Bons hábitos adquiridos na infância podem prevenir osteoporose

Caracterizada pela perda gradativa de densidade óssea, a osteoporose costuma surgir após os 50 anos. E é por isso que a maioria das pessoas só começa a se preocupar com a prevenção da doença por volta dessa idade, quando na verdade ela deveria ter início desde bem cedo: já na infância.

O cálcio é um dos nutrientes indispensáveis para a formação e manutenção da massa óssea e deve ser consumido nas quantidades adequadas todos os dias, o que não é difícil de alcançar. “Uma alimentação saudável nos dá todo o cálcio que precisamos, sem a necessidade de suplementação com complexos vitamínicos. Estimular a criança a ingerir derivados de leite e verduras e legumes é mais que suficiente para suprir as necessidades de cálcio e de vitamina D”, afirma o ortopedista Rodrigo Mota.

Segundo um estudo do Hospital Universitário de Skane, na Suécia, a prática de exercícios na infância pode reduzir o risco de fraturas na terceira idade. De acordo com os pesquisadores, isso acontece devido ao aumento do pico de massa óssea que ocorre em crianças que se exercitam regularmente. Esse pico é a quantidade máxima de massa óssea acumulada desde o nascimento até a maturidade do esqueleto.

 

Você sabia?

– “O esqueleto faz uma reserva de cálcio até os 30 anos, aproximadamente. Após isso, devemos controlar as perdas”, informa Otani. A partir dessa idade, tanto a massa óssea quanto a muscular começam a diminuir – atividade física e alimentação saudável colaboram para manter a quantidade ideal.

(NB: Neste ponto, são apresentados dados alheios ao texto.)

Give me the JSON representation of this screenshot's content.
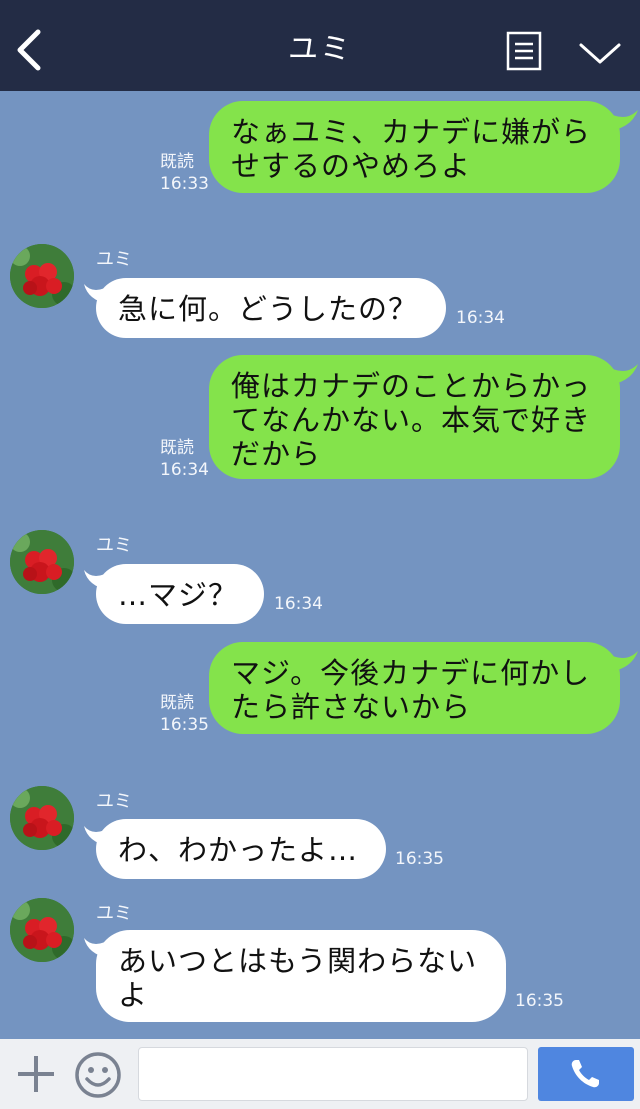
{
  "header": {
    "title": "ユミ"
  },
  "messages": [
    {
      "side": "right",
      "text_lines": [
        "なぁユミ、カナデに嫌がら",
        "せするのやめろよ"
      ],
      "read": "既読",
      "time": "16:33"
    },
    {
      "side": "left",
      "sender": "ユミ",
      "text_lines": [
        "急に何。どうしたの？"
      ],
      "time": "16:34"
    },
    {
      "side": "right",
      "text_lines": [
        "俺はカナデのことからかっ",
        "てなんかない。本気で好き",
        "だから"
      ],
      "read": "既読",
      "time": "16:34"
    },
    {
      "side": "left",
      "sender": "ユミ",
      "text_lines": [
        "…マジ？"
      ],
      "time": "16:34"
    },
    {
      "side": "right",
      "text_lines": [
        "マジ。今後カナデに何かし",
        "たら許さないから"
      ],
      "read": "既読",
      "time": "16:35"
    },
    {
      "side": "left",
      "sender": "ユミ",
      "text_lines": [
        "わ、わかったよ…"
      ],
      "time": "16:35"
    },
    {
      "side": "left",
      "sender": "ユミ",
      "text_lines": [
        "あいつとはもう関わらない",
        "よ"
      ],
      "time": "16:35"
    }
  ],
  "colors": {
    "background": "#7494c1",
    "header": "#232c45",
    "bubble_self": "#84e34b",
    "bubble_other": "#ffffff",
    "call_button": "#4f86e0"
  },
  "icons": {
    "back": "back-arrow-icon",
    "menu": "menu-list-icon",
    "collapse": "chevron-down-icon",
    "plus": "plus-icon",
    "emoji": "smiley-icon",
    "call": "phone-icon"
  }
}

– Nas meninas, os ossos param de se desenvolver dois a três anos após a primeira menstruação. Já nos meninos, o esqueleto cresce até os 17 ou 19 anos.

– “A suplementação de cálcio só deve existir em situações específicas de doença, e não de rotina”, recomenda Mota. Uma alimentação saudável já basta e, nos primeiros seis meses de vida, tanto o cálcio como o restante dos nutrientes necessários são encontrados no leite materno.

– “Também é importante não transpor etapas. Logo, não se deve forçar uma criança a ficar em pé antes que o corpo seja capaz, ou então que a criança realize uma atividade física de alta demanda”, avisa o ortopedista.

 

Fontes: Marcos Paulo Otani é ortopedista e diretor clínico do Centro de Qualidade de Vida (SP);
Rodrigo Mota é ortopedista do Centro de Alongamento Ósseo (RJ).